I smoked some cheddar, colby, provolone and muenster cheese a week ago. I used a mix of apple and competition pellets. I pull them out after 2 hours bagged and thru in fridge. They have a strong smoke smell and taste. So I vaccum sealed them last night and hoping this will help. How can I control the smoke or will this get better longer it sits?


----------



## SmokinAl (Feb 1, 2021)

When you take them out of the smoker, let them dry in the fridge for 24 hours on a drying rack. Then vac pack them & wait a couple of weeks & they will be fine. The longer they sit in the fridge vac packed the better flavor they will get. I have some that have been in there for 1-2 years. They just get better.
Al


----------



## BigW. (Feb 1, 2021)

I always use dust to get a nice smoked flavor.  As Al said, the cheese should mello out some.  If it is still too smokey, maybe cut the exposed edges off?


----------



## TNJAKE (Feb 1, 2021)

Also make sure you have very good airflow in your smoker


----------



## Brokenhandle (Feb 1, 2021)

It will mellow out. I recently smoked some cheese for 4 hours using apple pellets,  fridge smelled amazing!  

Ryan


----------



## 2Mac (Feb 1, 2021)

Brokenhandle said:


> It will mellow out. I recently smoked some cheese for 4 hours using apple pellets,  fridge smelled amazing!
> 
> Ryan


I had to laugh when I read this.
I smoked some a few weeks ago and the beer fridge still smells like smoke.
Every time I go get a beer I get hungry.
Not a bad problem to have lol


----------



## Brokenhandle (Feb 1, 2021)

2Mac said:


> I had to laugh when I read this.
> I smoked some a few weeks ago and the beer fridge still smell like smoke.
> Every time I go get a beer I get hungry.
> Not a bad problem to have lol


Smoked 4 different types of sticks yesterday...had to go stick my nose in the fridge...Oh My! 

Ryan


----------



## zwiller (Feb 1, 2021)

I wasn't happy with my cheese until I switched to dust.  Even an hour on pellets and aging the heck out of it didn't work for me.  Dust was a total game changer.


----------



## bregent (Feb 1, 2021)

zwiller said:


> I wasn't happy with my cheese until I switched to dust.  Even an hour on pellets and aging the heck out of it didn't work for me.  Dust was a total game changer.

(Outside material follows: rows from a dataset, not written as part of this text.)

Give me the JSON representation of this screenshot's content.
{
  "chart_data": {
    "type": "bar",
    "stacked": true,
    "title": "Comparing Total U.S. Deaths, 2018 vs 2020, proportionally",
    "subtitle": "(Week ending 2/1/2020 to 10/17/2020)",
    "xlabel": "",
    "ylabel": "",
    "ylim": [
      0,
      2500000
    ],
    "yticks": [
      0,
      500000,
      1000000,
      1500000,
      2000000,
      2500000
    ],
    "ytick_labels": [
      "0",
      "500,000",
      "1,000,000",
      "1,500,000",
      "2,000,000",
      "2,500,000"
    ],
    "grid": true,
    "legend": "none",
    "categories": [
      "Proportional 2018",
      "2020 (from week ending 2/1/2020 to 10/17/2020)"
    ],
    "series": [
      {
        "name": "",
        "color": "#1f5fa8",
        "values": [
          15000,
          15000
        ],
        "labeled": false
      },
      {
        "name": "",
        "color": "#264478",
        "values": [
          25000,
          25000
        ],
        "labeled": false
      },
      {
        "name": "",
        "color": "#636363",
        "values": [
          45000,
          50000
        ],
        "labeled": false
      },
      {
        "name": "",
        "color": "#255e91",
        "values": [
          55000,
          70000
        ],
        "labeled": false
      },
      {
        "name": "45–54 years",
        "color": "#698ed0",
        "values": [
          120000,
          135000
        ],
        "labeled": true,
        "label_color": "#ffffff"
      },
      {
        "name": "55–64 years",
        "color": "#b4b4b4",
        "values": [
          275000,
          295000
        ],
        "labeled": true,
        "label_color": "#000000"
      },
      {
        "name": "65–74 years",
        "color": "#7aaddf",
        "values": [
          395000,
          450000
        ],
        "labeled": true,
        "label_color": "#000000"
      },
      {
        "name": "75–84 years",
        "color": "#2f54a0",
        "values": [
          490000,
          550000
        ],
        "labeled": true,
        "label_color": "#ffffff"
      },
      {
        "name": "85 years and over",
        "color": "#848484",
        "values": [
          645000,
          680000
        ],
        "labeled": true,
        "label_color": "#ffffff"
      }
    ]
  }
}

Yep. That's a huge help. Also, a mailbox mod or similar will also help by cleaning the smoke,  increase the draft for better airflow and decreases the chamber temp.  Before making those changes, I had to wait 2-3 weeks before the cheese was edible. Now, it's ready the next day.


----------



## Stemy (Feb 1, 2021)

How do you use dust to smoke and where do you get it from?


----------



## Brokenhandle (Feb 1, 2021)

Stemy said:


> How do you use dust to smoke and where do you get it from?


The dust they are talking about is like the pellets but refined down to dust instead. Burns cooler and not as much smoke. Todd sells it and is a sponsor of the site. Amazen smokers

Ryan


----------



## bill ace 350 (Mar 22, 2021)

Stemy said:


> How do you use dust to smoke and where do you get it from?


Soak your pellets in a bucket of water.  They will disintegrate.  Then you just need to drain the water and dry the mush. Spread it out on screens or trays until dry.

Put in an oven at the lowest setting with door propped open.....

No need to by a dedicated blender or grinder.


----------